Kreissig I
Klin Monbl Augenheilkd. 1978 Aug;173(2):140-9.
Detachment surgery without drainage was introduced in 1953 by Custodis and modified by Lincoff. In this method the retinal hole determines the surgical procedure. Subretinal fluid will disappear by fixating an explant the sclera under tension in the area of the hole. The size of the explant depends upon the size of the retinal hole. Radial orientation of the buckle proves to be an optimal tamponade for a horseshoe tear. The change from traditional extensive circumferential buckles and cerclages to radial orientation of the buckle in the area of the hole is to be considered as a logical evolution in detachment surgery. From 1970--1977 there were treated 1000 consecutive detachments with cryopexy and elastic episcleral sponges.
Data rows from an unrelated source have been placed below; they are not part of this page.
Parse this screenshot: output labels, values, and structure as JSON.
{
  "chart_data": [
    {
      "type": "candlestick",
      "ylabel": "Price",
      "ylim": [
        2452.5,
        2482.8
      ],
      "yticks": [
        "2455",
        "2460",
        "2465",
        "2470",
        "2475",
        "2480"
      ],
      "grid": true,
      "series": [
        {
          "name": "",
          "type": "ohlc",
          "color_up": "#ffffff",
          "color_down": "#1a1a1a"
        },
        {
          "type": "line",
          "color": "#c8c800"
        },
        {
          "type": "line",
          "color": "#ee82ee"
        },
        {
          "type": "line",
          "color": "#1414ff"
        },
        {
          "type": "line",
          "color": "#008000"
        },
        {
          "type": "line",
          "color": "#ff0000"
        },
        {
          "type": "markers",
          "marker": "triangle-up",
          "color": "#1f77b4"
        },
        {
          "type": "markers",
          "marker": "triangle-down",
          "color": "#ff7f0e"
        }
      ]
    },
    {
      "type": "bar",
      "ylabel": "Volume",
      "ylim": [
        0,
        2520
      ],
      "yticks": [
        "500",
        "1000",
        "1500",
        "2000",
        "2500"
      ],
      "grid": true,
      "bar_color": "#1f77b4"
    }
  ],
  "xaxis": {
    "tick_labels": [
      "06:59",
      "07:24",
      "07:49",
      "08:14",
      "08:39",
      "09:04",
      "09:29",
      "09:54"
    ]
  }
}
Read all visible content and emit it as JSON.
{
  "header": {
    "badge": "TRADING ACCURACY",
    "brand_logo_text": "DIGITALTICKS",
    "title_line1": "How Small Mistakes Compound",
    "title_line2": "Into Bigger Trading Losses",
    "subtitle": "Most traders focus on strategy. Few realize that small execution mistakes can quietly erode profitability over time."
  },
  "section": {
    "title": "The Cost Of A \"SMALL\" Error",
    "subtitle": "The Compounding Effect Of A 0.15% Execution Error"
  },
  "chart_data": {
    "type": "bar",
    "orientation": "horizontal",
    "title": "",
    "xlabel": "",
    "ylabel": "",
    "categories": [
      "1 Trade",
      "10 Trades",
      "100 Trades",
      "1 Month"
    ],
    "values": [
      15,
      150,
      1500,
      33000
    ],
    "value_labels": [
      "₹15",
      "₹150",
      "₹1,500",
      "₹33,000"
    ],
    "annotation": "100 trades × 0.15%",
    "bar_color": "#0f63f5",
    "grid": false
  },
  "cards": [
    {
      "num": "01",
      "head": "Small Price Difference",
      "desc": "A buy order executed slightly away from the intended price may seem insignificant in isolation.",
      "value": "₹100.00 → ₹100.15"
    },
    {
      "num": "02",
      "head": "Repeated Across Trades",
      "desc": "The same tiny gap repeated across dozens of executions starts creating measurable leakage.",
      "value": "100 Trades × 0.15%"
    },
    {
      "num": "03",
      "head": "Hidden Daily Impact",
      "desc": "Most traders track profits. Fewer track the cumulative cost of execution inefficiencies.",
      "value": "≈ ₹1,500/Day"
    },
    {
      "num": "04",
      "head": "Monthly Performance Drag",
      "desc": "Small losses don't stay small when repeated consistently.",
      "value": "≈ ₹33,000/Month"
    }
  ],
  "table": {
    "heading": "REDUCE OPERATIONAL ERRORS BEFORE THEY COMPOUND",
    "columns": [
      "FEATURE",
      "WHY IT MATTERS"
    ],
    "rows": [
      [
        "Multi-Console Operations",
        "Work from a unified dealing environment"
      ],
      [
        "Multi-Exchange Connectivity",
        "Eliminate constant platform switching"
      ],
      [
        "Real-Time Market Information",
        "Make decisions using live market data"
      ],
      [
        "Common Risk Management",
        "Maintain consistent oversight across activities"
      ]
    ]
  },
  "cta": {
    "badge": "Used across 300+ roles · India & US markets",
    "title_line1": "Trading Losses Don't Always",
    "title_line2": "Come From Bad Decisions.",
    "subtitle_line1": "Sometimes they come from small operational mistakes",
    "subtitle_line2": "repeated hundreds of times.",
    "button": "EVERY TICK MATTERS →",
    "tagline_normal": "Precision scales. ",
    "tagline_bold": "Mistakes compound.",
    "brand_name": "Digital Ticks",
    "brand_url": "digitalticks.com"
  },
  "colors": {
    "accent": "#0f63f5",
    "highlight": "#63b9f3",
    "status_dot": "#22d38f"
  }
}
Non drainage was done in 93% of the time. The extension of the detachments ranged in 84% of the time from over 1 to 4 quadrants. The surgical procedure, however, consisted in 96% of the cases in segmental buckles with a preference for radial orientation. Cerclage was found to be useful in 4% of the time; an aphakic detachment was no longer an indication per se for an encircling procedure. Reattachment occured in 83% of the cases after one operation and in an additional 8% after reoperation. The complications with this procedure were minor, extraocular and reversibel. In 2,7% of the time an infection was observed around the explant. After removal of the buckles infection disappeared in every eye, re-detachment did occur in none of the eyes.